Something else that only the UFCW can do is win attention and support from national political figures who otherwise would keep the marijuana measure at arm’s length. Sen. Barbara Boxer, a recipient of tens of thousands of UFCW dollars, has come out against the measure to legalize marijuana. Will she change her tune now that one of her largest financial supporters is representing the pot industry? Will the UFCW maker Boxer change her tune?
Local 5 President Ron Lind won’t make any promises, as the California UFCW and the California Labor Federation have yet to officially endorse the marijuana ballot measure, but he’s capable of reading–and speaking–between the lines. “We hope that elected officials who are supported by labor are going to take a different look at this issue now that it’s about labor,” he said on Wednesday.

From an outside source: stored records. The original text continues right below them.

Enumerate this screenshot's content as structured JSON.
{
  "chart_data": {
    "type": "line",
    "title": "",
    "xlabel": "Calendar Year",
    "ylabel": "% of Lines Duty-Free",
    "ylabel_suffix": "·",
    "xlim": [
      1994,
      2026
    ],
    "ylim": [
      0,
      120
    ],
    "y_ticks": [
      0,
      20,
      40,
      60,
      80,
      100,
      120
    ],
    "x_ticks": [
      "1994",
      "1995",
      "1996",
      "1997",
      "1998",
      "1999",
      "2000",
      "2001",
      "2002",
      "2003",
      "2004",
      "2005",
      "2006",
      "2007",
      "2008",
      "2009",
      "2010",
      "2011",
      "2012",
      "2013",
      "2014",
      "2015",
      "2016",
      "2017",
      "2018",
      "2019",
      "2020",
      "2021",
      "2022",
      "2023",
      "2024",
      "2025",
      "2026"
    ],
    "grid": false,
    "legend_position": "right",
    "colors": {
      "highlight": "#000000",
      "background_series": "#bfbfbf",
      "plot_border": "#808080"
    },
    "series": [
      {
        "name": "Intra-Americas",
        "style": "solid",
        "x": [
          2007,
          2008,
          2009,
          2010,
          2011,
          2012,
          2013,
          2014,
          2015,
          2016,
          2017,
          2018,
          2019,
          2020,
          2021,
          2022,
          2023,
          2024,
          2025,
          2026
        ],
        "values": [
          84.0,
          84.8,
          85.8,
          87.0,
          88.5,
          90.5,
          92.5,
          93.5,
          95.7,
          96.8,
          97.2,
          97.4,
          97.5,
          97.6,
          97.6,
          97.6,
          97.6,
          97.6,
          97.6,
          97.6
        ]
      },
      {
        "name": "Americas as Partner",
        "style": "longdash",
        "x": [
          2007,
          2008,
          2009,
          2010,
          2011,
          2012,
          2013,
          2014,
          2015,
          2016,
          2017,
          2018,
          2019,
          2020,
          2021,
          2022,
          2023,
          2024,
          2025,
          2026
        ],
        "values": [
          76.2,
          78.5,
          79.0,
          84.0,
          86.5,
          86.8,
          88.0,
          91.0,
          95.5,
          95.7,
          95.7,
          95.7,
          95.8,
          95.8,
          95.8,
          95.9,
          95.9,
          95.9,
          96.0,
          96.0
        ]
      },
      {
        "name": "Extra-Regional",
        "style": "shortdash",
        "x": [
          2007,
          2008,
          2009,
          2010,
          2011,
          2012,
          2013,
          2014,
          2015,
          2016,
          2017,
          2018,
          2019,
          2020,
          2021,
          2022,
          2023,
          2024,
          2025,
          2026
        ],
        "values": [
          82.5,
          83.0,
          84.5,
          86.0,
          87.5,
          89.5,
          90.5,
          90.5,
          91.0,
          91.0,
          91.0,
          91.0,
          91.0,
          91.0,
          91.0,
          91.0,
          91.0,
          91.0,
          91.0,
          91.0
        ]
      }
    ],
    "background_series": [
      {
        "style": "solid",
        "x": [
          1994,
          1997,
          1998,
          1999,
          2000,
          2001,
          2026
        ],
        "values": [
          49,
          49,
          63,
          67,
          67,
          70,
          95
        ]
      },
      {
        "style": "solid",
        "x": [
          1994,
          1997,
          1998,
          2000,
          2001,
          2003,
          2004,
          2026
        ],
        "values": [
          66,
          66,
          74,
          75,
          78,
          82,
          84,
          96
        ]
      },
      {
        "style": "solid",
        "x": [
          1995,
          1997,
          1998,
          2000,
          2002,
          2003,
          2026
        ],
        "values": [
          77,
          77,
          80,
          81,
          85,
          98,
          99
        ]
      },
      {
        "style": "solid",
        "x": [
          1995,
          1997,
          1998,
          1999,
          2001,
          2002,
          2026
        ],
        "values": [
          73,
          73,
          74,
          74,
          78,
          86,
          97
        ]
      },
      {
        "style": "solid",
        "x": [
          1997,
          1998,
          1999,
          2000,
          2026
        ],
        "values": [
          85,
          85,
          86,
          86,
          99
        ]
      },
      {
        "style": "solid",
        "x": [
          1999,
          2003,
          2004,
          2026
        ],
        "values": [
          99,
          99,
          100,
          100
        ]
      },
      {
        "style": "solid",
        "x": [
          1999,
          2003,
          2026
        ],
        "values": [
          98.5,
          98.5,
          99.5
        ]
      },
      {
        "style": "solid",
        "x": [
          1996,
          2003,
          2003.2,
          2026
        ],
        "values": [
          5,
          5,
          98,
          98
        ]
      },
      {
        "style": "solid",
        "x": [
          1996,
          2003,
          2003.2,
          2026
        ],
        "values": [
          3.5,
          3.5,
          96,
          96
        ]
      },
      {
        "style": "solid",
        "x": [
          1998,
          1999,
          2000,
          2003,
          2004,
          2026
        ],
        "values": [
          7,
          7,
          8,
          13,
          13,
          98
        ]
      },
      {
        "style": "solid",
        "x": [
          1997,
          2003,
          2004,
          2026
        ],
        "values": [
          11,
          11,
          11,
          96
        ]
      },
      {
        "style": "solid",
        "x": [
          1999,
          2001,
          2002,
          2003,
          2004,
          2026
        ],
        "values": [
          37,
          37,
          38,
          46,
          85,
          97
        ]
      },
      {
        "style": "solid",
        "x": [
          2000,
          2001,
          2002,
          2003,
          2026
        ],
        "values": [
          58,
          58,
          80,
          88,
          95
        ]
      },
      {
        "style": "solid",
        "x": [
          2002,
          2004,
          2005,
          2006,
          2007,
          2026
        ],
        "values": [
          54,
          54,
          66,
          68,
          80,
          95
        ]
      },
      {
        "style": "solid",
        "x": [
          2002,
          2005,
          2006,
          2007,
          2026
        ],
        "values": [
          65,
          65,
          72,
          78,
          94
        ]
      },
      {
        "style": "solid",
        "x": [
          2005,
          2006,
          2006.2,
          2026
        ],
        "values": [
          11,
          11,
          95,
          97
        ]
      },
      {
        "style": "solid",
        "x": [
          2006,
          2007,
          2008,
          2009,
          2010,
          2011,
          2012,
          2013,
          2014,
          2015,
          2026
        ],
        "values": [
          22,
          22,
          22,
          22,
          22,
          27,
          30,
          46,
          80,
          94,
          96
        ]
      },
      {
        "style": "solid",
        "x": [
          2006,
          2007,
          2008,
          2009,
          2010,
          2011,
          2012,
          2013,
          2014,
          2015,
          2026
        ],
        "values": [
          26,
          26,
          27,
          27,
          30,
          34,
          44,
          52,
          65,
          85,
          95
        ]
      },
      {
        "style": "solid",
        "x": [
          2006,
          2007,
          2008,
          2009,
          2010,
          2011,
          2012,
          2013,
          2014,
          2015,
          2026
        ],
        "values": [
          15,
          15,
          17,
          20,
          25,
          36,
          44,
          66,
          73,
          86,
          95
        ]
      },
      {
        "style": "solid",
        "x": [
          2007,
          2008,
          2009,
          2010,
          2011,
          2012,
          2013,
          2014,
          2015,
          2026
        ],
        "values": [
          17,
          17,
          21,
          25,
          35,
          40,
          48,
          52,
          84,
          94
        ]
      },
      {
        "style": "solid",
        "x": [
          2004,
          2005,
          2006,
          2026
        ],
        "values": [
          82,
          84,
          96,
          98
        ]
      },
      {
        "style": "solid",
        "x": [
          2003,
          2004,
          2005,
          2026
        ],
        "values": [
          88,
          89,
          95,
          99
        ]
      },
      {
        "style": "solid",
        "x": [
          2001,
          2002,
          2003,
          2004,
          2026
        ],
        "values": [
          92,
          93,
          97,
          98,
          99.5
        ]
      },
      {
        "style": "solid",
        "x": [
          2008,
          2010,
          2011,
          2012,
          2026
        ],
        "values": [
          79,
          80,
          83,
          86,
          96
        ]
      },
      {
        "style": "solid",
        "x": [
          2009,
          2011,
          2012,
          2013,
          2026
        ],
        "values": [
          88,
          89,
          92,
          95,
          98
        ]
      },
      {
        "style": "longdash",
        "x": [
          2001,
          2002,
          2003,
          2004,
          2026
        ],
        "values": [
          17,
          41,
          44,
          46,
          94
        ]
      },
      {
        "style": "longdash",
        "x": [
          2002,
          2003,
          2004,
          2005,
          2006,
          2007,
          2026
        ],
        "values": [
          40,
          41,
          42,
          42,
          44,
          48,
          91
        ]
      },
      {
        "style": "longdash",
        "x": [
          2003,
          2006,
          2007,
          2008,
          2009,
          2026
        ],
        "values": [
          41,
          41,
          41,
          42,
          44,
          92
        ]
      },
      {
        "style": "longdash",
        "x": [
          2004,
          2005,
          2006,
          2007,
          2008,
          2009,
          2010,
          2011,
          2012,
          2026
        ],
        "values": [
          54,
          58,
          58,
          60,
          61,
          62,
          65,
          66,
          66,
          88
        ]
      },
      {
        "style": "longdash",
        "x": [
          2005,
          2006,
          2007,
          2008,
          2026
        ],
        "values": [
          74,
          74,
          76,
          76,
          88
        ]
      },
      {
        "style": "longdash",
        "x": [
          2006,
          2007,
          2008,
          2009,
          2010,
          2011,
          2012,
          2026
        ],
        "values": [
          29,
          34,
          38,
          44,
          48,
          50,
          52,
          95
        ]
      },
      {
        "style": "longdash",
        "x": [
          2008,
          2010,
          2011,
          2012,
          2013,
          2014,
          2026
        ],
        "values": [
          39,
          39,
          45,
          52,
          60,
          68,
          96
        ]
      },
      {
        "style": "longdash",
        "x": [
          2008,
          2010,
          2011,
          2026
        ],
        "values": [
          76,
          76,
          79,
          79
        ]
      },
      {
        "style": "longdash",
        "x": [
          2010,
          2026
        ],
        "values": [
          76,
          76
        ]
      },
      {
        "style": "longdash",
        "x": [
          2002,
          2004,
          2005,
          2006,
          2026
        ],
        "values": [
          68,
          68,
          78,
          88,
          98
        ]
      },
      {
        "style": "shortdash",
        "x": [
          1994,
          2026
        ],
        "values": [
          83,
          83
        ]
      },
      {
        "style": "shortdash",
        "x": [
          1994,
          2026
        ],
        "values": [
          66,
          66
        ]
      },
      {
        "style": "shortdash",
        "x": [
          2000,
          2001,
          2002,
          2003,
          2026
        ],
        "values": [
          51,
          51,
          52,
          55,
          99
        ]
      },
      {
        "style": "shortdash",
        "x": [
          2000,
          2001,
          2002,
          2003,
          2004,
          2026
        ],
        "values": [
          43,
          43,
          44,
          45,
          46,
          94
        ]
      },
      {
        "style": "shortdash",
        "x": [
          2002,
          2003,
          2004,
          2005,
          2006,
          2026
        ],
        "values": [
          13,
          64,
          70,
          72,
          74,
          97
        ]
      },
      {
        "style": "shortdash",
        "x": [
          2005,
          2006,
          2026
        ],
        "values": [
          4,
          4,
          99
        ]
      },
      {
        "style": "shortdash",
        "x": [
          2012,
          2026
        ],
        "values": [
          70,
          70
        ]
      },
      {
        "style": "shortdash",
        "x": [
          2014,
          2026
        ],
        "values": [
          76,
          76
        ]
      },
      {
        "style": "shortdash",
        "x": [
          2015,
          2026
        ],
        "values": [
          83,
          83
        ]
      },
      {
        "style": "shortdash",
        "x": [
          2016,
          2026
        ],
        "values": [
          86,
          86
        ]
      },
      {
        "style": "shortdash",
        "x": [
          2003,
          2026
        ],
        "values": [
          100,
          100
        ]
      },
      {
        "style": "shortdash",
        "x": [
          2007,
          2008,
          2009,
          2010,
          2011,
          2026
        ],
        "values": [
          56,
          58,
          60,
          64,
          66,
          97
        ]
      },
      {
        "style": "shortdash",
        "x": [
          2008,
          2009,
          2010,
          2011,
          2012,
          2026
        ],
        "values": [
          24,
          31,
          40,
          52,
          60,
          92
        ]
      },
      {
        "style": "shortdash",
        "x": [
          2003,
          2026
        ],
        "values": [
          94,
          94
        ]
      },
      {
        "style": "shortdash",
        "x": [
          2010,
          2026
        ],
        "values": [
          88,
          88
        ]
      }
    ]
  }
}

While the UFCW has only gained 100 medical marijuana employees–some from Oaksterdam, more still from a handful of Oakland dispensaries–it hopes to corner the market if Control and Tax passes. “One day down the road, when the big corporations try and move into this industry, we as the pioneers of this industry intend for this industry to be union,” Rush said.
Clare, on the other hand, couldn’t care less if other marijuana groups unionize. “Some will and some won’t,” she said. “And that’s fine.” But in the absence of other institutional allies, “the unions are still going to be working for this industry as a whole.”